His mind must be playing tricks on him. No one alive could be as thin as the person he thought he saw in the kitchen...

   

Police Officer Bill Harriman entered Big Mama’s Restaurant and Ice Cream Parlor during his lunch break. He took the only empty stool at the counter next to a young boy with a mop of red hair and a face full of freckles who sat next to the wall.

Handing him a menu, a middle-aged waitress with severe acne asked in a drawl as thick as molasses, “Would you like some coffee? I just made a fresh pot.”  

He nodded and watched the old timer to his right grimace as he struggled to his feet and shuffled to the cashier to pay his bill.  

The waitress returned and put a cup and saucer in front of Harriman and poured some coffee. “ You know what you want, honey, or do you need more time?”  

“How are the liver and onions?” 

“The best in town.
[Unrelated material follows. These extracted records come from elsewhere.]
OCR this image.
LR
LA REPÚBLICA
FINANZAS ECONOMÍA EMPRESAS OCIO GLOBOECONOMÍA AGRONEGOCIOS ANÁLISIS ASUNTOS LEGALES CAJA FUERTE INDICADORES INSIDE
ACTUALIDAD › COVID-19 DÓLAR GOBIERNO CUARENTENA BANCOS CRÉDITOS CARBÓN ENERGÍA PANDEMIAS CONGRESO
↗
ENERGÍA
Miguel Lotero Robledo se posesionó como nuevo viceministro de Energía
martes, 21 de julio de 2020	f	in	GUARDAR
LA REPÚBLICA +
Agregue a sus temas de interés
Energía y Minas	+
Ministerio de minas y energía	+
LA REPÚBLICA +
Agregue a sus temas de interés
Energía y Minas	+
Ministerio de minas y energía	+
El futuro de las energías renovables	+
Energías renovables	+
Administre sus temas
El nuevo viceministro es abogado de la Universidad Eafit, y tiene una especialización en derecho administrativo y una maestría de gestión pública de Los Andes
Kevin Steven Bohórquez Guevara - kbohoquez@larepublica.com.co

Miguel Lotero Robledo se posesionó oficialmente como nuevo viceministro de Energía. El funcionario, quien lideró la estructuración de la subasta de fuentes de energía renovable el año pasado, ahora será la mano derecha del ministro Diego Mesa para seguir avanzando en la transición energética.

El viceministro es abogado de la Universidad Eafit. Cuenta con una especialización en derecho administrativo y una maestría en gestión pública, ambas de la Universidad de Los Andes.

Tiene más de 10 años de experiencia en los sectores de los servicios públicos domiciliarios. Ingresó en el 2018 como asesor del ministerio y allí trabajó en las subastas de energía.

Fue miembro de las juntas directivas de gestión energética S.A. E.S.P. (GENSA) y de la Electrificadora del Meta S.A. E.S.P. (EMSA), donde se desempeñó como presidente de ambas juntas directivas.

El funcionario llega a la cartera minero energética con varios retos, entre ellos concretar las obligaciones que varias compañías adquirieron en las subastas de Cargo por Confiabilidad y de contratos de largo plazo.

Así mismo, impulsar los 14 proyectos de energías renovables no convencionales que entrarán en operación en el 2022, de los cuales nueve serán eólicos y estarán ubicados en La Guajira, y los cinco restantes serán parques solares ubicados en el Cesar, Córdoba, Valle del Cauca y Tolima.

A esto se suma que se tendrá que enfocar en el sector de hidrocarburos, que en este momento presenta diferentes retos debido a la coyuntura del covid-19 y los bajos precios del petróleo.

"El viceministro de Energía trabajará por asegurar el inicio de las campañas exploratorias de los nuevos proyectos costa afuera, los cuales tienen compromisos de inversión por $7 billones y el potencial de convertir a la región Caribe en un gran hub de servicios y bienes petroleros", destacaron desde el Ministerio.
The liver’s fresh as can be and comes with two sides.” 

“Sounds good. Let me have mashed potatoes and green beans to go with it and an extra roll, if you don’t mind.”  

“The waitress jotted it down on her pad and placed it on a revolving lazy susan with the other orders.  

Turning to the left, he saw a Sears catalogue on the counter and pictures of toys the youngster had marked with a crayon. Since Christmas was only a few days away, Harriman looked at the boy and said with a friendly smile, “What’s Santa bringing you for Christmas, son?”  

“There’s no such thing as Santa Claus,” the boy said solemnly. 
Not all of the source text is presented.